Orinda garden club members once again featured in de Young Museum's Bouquets to Art
By Sora O'Doherty
Diana Kennedy & Phoebe Kahl
Orinda Garden club members Diana Kennedy and Phoebe Kahl have represented Orinda Garden Club for more than 20 years and will once again be featured in the annual Bouquets to Art exhibition in the de Young Museum of art in San Francisco this week. The pair of Orinda gardeners were assigned a piece entitled "Lake Basin in the High Sierras" by Chiuri Obata located in Gallery 11. The exhibition is open to the public through June 12 at 5 p.m.
Kennedy explained that some of the flowers they used are from the San Francisco Flower Market, a few from a vendor in Southern California called Haus of Stems and the remainder from their own gardens. "Our containers belong to us," she said, and "gourds were sprayed blue to compliment the art work and placed in front and in the back of our design. Participants are permitted to refresh their designs early in the morning before the museum is open to the public.
"It is always a pleasure to be asked to be a part of Bouquets to Art," Kennedy added.
Garden club member Mari Tischenko also participated this year, as well as Morgan Carpenter of Morgan Carpenter Floral Designs in Lafayette. Tischenko was assigned a piece entitled "Cat-walk" by Charles Sheeler. It is an oil on canvas inspired by his work as a professional photographer and artist. Tischenko says that this piece resulted from a photograph that he took at a synthetic rubber plant in West Virginia back in the mid '40s. "He was inspired in this painting by the precise geometric forms that his photo captured.
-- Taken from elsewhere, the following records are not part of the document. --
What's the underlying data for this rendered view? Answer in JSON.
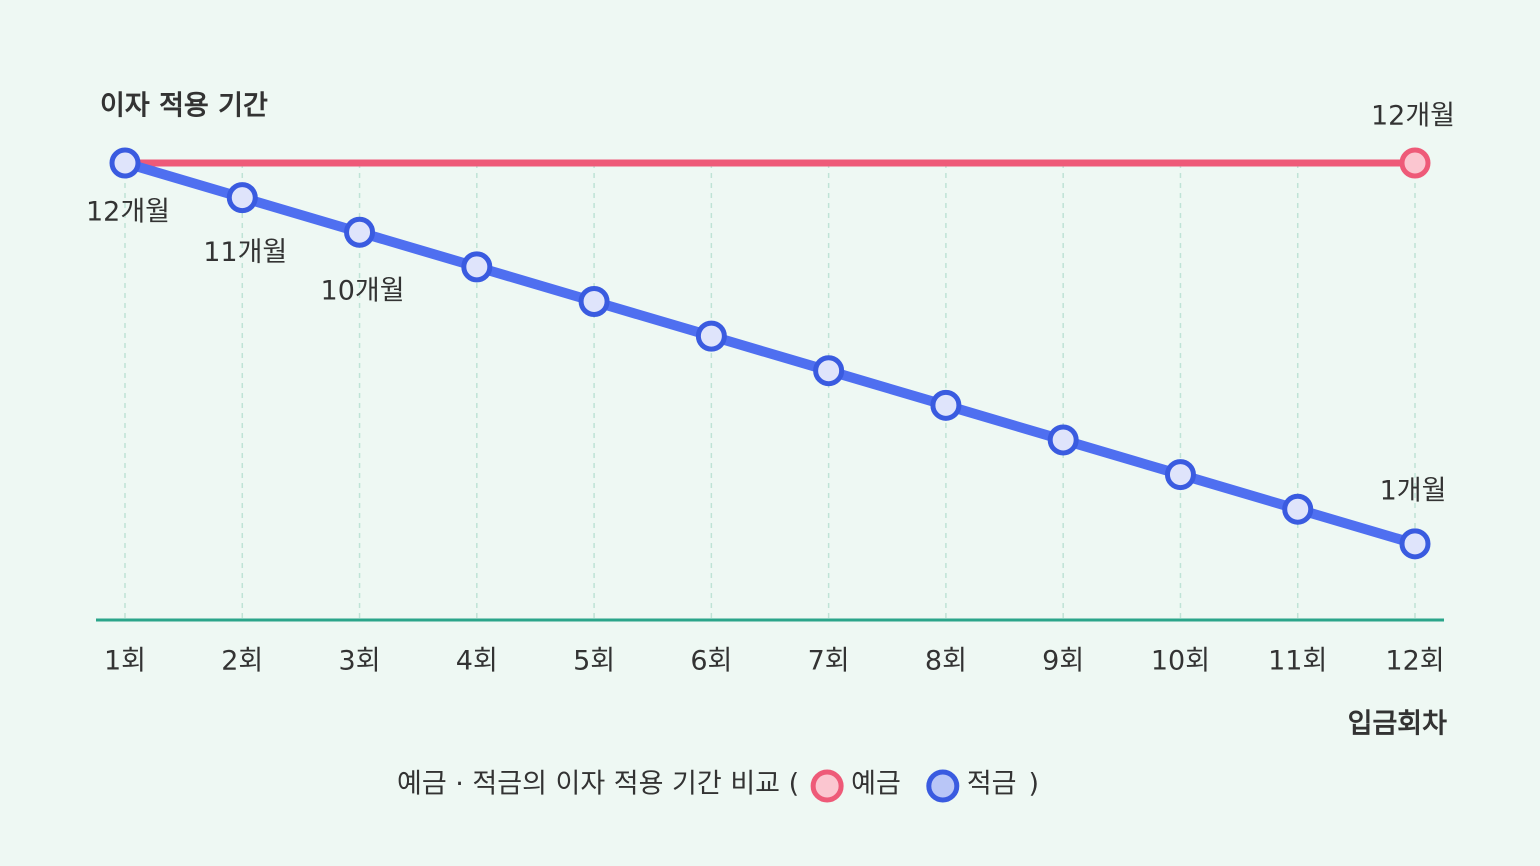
{
  "chart_data": {
    "type": "line",
    "y_label": "이자 적용 기간",
    "x_label": "입금회차",
    "caption": "예금 · 적금의 이자 적용 기간 비교 (",
    "caption_end": ")",
    "categories": [
      "1회",
      "2회",
      "3회",
      "4회",
      "5회",
      "6회",
      "7회",
      "8회",
      "9회",
      "10회",
      "11회",
      "12회"
    ],
    "ylim": [
      -1.2,
      12
    ],
    "grid": true,
    "series": [
      {
        "name": "예금",
        "color": "#ee5a78",
        "marker_fill": "#fbc6d0",
        "markers": "last",
        "values": [
          12,
          12,
          12,
          12,
          12,
          12,
          12,
          12,
          12,
          12,
          12,
          12
        ],
        "value_labels": [
          null,
          null,
          null,
          null,
          null,
          null,
          null,
          null,
          null,
          null,
          null,
          "12개월"
        ]
      },
      {
        "name": "적금",
        "color": "#4f6ff0",
        "marker_fill": "#dfe4fb",
        "legend_fill": "#b9c6f7",
        "markers": "all",
        "values": [
          12,
          11,
          10,
          9,
          8,
          7,
          6,
          5,
          4,
          3,
          2,
          1
        ],
        "value_labels": [
          "12개월",
          "11개월",
          "10개월",
          null,
          null,
          null,
          null,
          null,
          null,
          null,
          null,
          "1개월"
        ]
      }
    ]
  }
}
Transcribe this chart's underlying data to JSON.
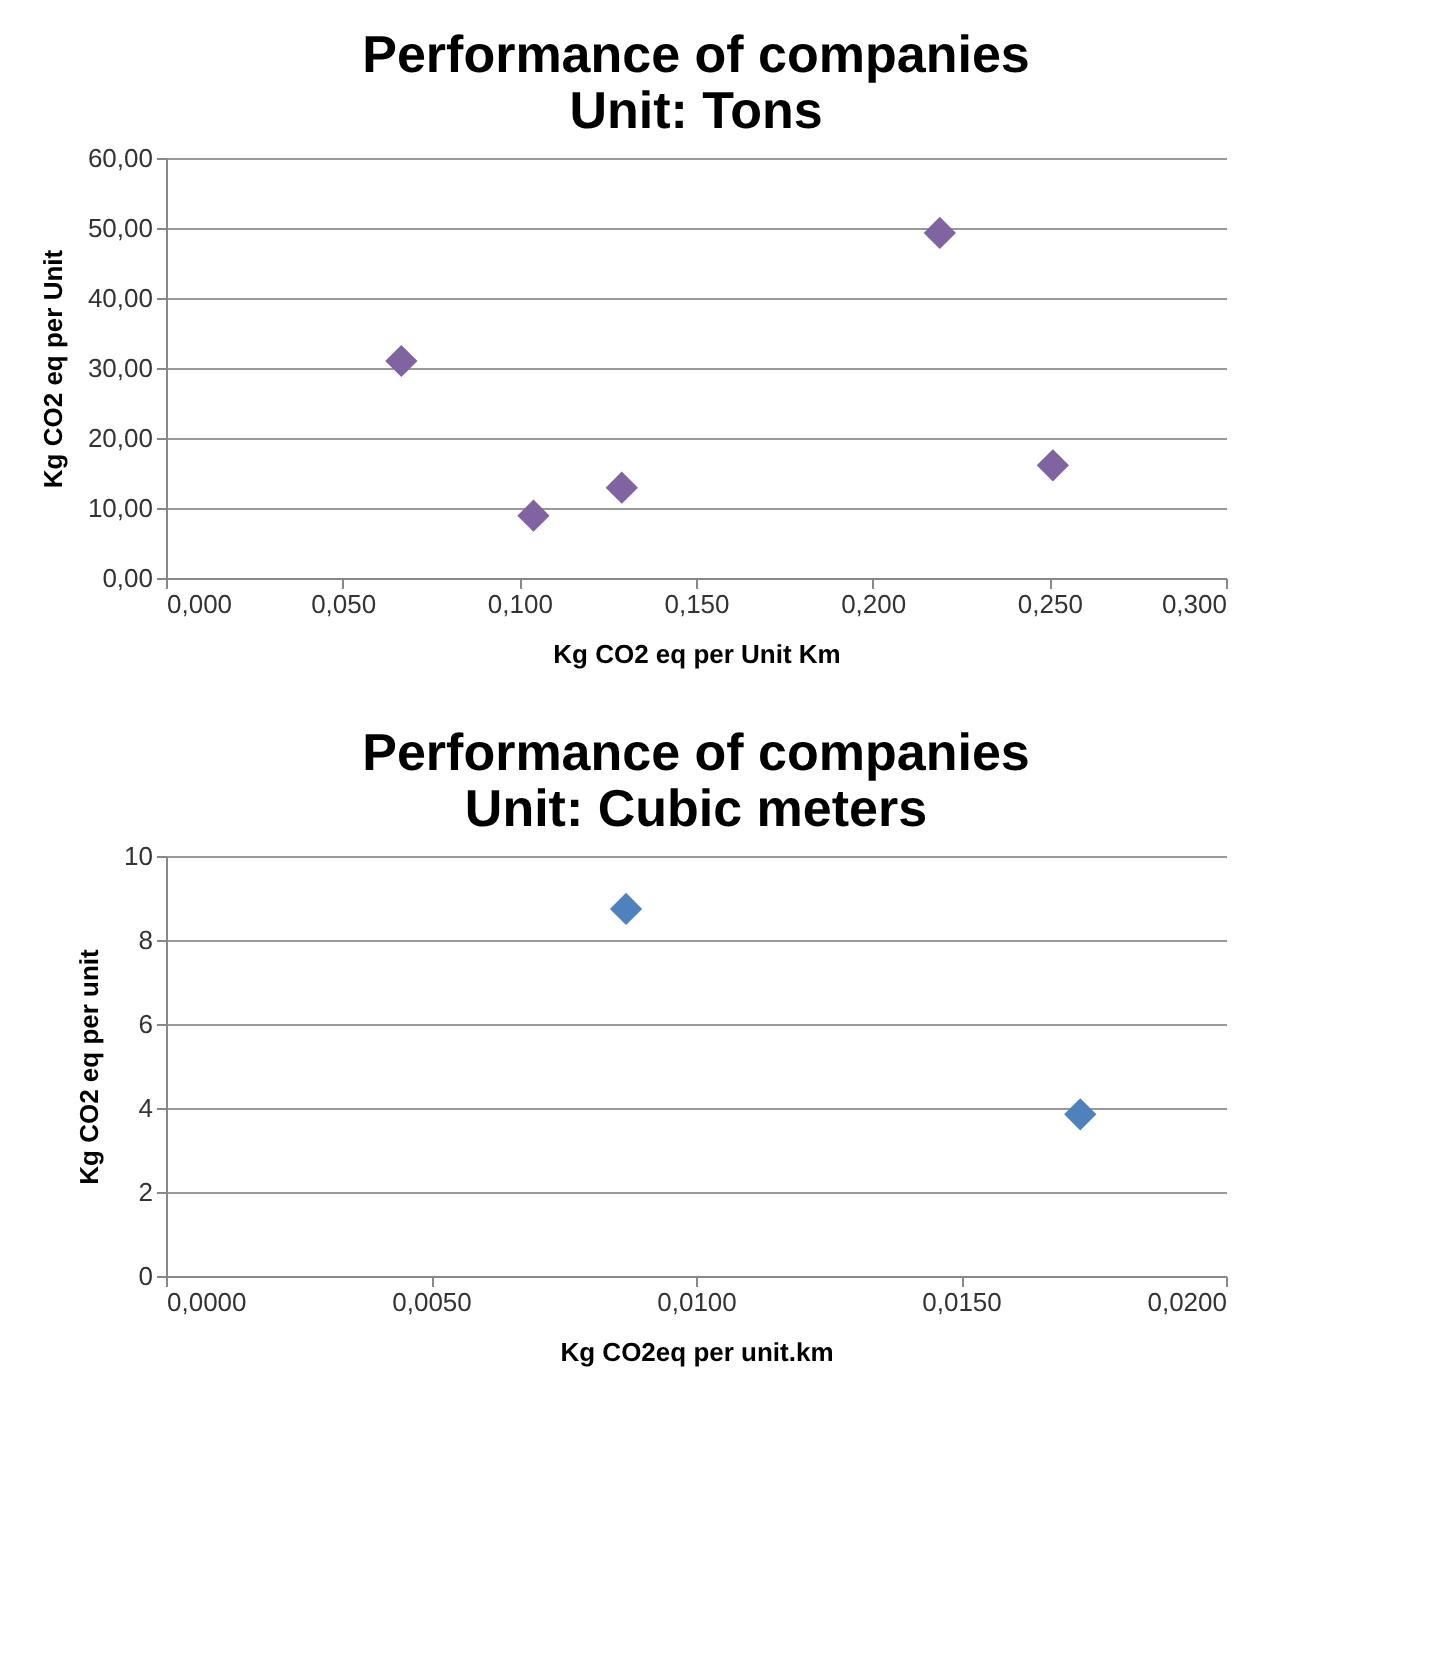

He called himself a `precisionist' and favored an industrial architectural approach."
She chose a metal container from her Ikebana Sogetsu school and then fabricated her version of a "grid and I-beams" by using a metal grid then welding and screwing together pieces of aluminum material. "I wanted the industrial feeling to come through with the screws and nuts and bolts, the bold grid form, the strong circular form in the ping-pong balls, and the architectural angular form in the red 99% right angle positioning squares."
Having admired this piece for a few years, Tischenko is happy to have this opportunity to interpret the painting. "I wanted the floral material to be more architectural in nature too, thus the strong red and white anthurium. The bulrush is wired so that I could create more sharp angular line elements," she added.